Parameter-Efficient Fine-Tuning

PEFT

PEFT (Parameter-Efficient Fine-Tuning) encompasses methods to adapt pre-trained LLMs for specific tasks by updating a small subset of parameters, avoiding full fine-tuning's compute costs. Approaches like adapters or prompt tuning inject task-specific modules, enabling scalability to massive models.

pretrained

Pretraining is the initial training phase where a model learns general representations from unlabeled data via self-supervision, like masked or next-token prediction. It transfers knowledge efficiently to downstream tasks, minimizing labeled data needs and unlocking scaling and emergent skills before fine-tuning.

Pretrained Model

A pretrained model is a language model trained on massive text corpora via self-supervised tasks like next-token prediction, acquiring broad knowledge without task-specific labels. It bootstraps capabilities like in-context learning, enabling efficient adaptation to new tasks and exceeding billions of parameters when scaled.

proximal policy optimization

PPO

PPO is an on-policy reinforcement learning algorithm used in RLHF to update the LLM policy model by maximizing a clipped surrogate objective, ensuring stable training through trust-region constraints. It balances reward maximization with KL-divergence penalties to prevent large policy shifts.

quantization

Quantization reduces LLM precision by mapping high-bit weights and activations (e.g., FP16) to lower-bit representations (e.g., INT8 or INT4), minimizing memory footprint and inference latency. Techniques like post-training quantization preserve accuracy by calibrating rounding errors, enabling deployment on resource-constrained hardware.

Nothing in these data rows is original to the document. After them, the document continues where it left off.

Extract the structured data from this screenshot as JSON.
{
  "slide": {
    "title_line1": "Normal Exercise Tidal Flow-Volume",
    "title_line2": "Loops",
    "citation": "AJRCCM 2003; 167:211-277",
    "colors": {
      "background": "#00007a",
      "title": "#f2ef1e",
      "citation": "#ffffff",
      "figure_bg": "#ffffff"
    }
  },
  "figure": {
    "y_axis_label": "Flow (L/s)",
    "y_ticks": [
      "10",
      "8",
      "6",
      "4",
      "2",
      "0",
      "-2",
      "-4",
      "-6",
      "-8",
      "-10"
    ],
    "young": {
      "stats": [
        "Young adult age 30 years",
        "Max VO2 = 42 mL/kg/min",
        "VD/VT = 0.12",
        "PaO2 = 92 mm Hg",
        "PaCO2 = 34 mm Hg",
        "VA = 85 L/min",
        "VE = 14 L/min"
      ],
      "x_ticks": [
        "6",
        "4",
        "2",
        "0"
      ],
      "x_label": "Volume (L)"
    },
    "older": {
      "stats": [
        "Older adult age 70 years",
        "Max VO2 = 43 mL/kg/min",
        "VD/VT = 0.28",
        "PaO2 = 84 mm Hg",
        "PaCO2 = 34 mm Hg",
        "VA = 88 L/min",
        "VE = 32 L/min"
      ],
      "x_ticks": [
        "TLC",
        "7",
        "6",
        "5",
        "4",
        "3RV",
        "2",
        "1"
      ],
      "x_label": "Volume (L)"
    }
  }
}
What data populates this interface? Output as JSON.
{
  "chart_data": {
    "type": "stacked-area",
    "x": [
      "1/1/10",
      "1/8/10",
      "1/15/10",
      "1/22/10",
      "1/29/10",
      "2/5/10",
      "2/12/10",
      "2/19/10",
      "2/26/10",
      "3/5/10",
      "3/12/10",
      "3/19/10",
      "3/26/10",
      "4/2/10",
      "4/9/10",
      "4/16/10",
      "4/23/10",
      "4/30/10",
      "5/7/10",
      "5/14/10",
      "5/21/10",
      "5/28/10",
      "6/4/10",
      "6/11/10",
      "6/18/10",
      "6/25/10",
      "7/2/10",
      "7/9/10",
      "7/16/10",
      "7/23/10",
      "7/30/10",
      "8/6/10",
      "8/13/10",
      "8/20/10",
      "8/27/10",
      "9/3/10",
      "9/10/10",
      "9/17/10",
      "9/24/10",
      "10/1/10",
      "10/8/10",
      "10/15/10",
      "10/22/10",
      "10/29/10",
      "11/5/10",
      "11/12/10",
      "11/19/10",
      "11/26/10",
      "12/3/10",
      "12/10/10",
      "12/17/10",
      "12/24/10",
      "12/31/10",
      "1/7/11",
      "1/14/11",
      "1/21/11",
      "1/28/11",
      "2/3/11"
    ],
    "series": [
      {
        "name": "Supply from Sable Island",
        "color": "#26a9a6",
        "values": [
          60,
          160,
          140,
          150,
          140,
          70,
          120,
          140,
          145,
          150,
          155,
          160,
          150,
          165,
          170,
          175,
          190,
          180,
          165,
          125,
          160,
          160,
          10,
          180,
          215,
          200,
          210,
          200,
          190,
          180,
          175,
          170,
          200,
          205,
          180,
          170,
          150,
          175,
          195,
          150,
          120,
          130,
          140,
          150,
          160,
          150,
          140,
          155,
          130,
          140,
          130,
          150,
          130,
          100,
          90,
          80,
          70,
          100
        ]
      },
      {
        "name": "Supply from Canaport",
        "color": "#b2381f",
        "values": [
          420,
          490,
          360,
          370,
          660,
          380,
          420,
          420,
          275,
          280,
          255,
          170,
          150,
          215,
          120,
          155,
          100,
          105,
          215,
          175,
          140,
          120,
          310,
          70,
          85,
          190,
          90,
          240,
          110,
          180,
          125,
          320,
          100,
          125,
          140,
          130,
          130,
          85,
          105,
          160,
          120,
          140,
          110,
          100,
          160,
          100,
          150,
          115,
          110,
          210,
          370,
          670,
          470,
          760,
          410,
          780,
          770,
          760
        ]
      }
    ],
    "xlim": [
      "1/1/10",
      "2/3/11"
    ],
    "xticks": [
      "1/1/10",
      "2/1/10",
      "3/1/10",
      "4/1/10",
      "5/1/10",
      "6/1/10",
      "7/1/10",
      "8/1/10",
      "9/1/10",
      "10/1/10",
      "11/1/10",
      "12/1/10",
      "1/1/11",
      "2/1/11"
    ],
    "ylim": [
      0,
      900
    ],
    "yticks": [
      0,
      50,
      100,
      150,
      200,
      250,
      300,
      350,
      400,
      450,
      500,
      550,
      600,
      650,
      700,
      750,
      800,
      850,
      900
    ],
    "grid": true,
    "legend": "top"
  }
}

Quantized Low-Rank Adaptation

QLoRA

QLoRA extends LoRA by combining 4-bit quantization (via NF4 and double quantization) with paged optimizers to fine-tune billion-parameter LLMs on consumer GPUs. It maintains performance parity with 16-bit full tuning while dramatically reducing memory requirements.

reinforcement learning from human feedback

RLHF

RLHF aligns LLMs with human preferences through a multi-stage process: training a reward model on ranked response pairs, then using reinforcement learning to optimize the policy model against this reward. Typically employing PPO, it maximizes expected reward while constraining deviation from a reference model.

Rotary Position Embedding

RoPE

RoPE (Rotary Position Embedding) is a positional encoding method that encodes absolute positions using rotation matrices, enabling efficient relative position representation in Transformers. It improves generalization to longer sequences and has become the standard in modern LLMs like Llama and GPT variants.

supervised fine-tuning

SFT

Supervised fine-tuning (SFT) adapts a pretrained model on labeled instruction-response pairs to improve task-specific performance, like following directives. It aligns general models to user needs with minimal data and precedes RLHF, enhancing instruction adherence and reducing hallucinations.

transformer

A Transformer is a neural architecture using self-attention mechanisms to process sequences in parallel, revolutionizing NLP by handling long-range dependencies efficiently. Transformers form the backbone of LLMs, with decoder-only variants dominating generative tasks and enabling scalable training on huge datasets.

transformer architecture

The Transformer architecture consists of encoder and/or decoder stacks with multi-head self-attention, feed-forward layers, and positional encodings for sequence modeling. It enables parallelization and captures context, with decoder-only Transformers powering autoregressive generation in models like GPT and Llama.